The Publix Safety Supervisor conceded that talking on the cell phone was multitasking, which did lead to reduced attentiveness. Even Publix’s supervisors would call the drivers on their cell phones while they were driving.

During the extensive hearing, the trial judge asked questions using the Socratic method, comparing cell phone driving to drunk driving, and asking whether there were companies that had a “no cell phone” policy, etc. The court highlighted the various questions that the defendants had argued demonstrated the trial judge’s bias on the issue of punitive damages.

However, after reviewing the record in detail, the Fourth District observed that where a judge’s comments are directed to an issue the court is currently handling, a motion to disqualify can be denied. The court then observed that the comments made by the trial judge did not warrant disqualification, because they were all directed to the issue of whether the use of cell phones while driving and a policy to permit such use, could provide a reasonable showing to support a claim for punitive damages.
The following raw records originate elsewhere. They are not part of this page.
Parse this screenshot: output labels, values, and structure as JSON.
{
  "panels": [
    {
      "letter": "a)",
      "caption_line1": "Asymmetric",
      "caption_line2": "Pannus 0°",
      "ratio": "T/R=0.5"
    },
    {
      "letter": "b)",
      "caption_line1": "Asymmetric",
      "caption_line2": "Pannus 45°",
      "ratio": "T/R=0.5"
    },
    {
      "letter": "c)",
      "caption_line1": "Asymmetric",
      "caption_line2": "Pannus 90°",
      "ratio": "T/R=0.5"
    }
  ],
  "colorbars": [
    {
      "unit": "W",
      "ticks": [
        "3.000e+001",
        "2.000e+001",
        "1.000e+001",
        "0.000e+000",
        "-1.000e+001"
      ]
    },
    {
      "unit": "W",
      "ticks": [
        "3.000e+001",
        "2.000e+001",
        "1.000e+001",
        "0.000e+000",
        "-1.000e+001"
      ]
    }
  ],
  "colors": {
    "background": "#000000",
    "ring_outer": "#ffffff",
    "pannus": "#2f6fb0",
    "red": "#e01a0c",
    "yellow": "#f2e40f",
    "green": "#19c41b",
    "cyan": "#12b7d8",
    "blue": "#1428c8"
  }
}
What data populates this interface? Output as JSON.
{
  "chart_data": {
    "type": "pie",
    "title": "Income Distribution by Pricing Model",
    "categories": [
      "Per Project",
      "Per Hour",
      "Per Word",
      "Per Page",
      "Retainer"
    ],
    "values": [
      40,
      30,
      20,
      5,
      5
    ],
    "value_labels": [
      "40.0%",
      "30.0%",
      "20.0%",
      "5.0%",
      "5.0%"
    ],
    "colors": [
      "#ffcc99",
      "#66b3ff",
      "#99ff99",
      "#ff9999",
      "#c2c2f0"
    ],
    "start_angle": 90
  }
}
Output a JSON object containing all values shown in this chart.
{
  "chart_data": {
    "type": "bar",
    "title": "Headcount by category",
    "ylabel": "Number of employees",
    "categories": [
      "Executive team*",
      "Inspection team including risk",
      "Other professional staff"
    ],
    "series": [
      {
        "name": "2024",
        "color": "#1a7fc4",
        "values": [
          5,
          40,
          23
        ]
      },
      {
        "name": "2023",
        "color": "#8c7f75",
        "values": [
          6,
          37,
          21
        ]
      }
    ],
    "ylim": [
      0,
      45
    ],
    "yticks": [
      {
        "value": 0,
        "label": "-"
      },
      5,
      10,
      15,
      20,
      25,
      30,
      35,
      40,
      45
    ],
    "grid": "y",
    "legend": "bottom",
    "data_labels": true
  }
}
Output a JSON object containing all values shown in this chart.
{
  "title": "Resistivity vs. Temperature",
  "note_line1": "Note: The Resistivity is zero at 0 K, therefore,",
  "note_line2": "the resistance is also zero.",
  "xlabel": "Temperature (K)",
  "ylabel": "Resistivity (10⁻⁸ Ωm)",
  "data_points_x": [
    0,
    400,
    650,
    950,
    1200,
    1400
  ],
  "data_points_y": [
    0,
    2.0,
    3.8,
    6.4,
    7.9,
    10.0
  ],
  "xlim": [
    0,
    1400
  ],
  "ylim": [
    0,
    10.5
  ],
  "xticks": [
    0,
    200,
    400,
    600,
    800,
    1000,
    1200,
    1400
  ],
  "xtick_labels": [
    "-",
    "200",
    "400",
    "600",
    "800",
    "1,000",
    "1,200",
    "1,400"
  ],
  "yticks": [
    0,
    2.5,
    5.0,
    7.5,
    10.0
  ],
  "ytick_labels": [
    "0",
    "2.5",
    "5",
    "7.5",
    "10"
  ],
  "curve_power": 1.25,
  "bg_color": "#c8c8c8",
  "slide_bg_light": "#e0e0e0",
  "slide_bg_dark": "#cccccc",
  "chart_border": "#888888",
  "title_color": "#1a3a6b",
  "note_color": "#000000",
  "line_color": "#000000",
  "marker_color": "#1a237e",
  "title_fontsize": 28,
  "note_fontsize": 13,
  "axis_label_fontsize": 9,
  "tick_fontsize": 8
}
As every allegedly objectionable statement was relevant to that issue and showed that the judge engaged in a Socratic method of questioning to analyze the issue, there was not evidence of bias. Mere mental impressions or opinions formed in a progress of an argument do not require disqualification.

The court concluded that none of the judge’s comments either individually or collectively showed bias or prejudice on behalf of the trial judge, which would prevent either Publix or the driver from receiving a fair trial. The trial judge did not disparage counsel or the parties, and the parties both had ample time to argue their positions. Also, the court did not rule prior to the completion of the party’s presentations.

ON A SEPARATE WRIT INVOLVING THOSE SAME FACTS, BECAUSE THE TRIAL COURT CONFORMED TO PROCEDURAL REQUIREMENTS OF THE STATUTE IN ALLOWING AN AMENDMENT FOR PUNITIVE DAMAGES, THE APPELLATE COURT COULD NOT REVIEW THE SUFFICIENCY OF THE EVIDENCE OR THE REASONABLENESS OF THE DETERMINATION.

Sapp v. Olivares, 45 Fla. L Weekly D81 (Fla. 4th DCA January 08, 2020):

The defendants in this same case also sought a writ of certiorari arguing that the evidence presented was insufficient to make a reasonable showing that punitive damages were recoverable and that the court’s limited findings were not sufficient to justify a claim for punitive damages.

However, the court concluded that because the procedural requirements of the statute were followed i.e., (1) attachment of a proposed Amended Complaint to the Motion to Amend; (2) service of the proper Order or other evidence to support the punitive claim; and (3) an affirmative finding by the trial court that the plaintiff made a reasonable showing by evidence to support a punitive damage claim, the court was precluded from reviewing the defendant’s claims addressing the sufficiency of the evidence, or the reasonableness of the trial court’s determination.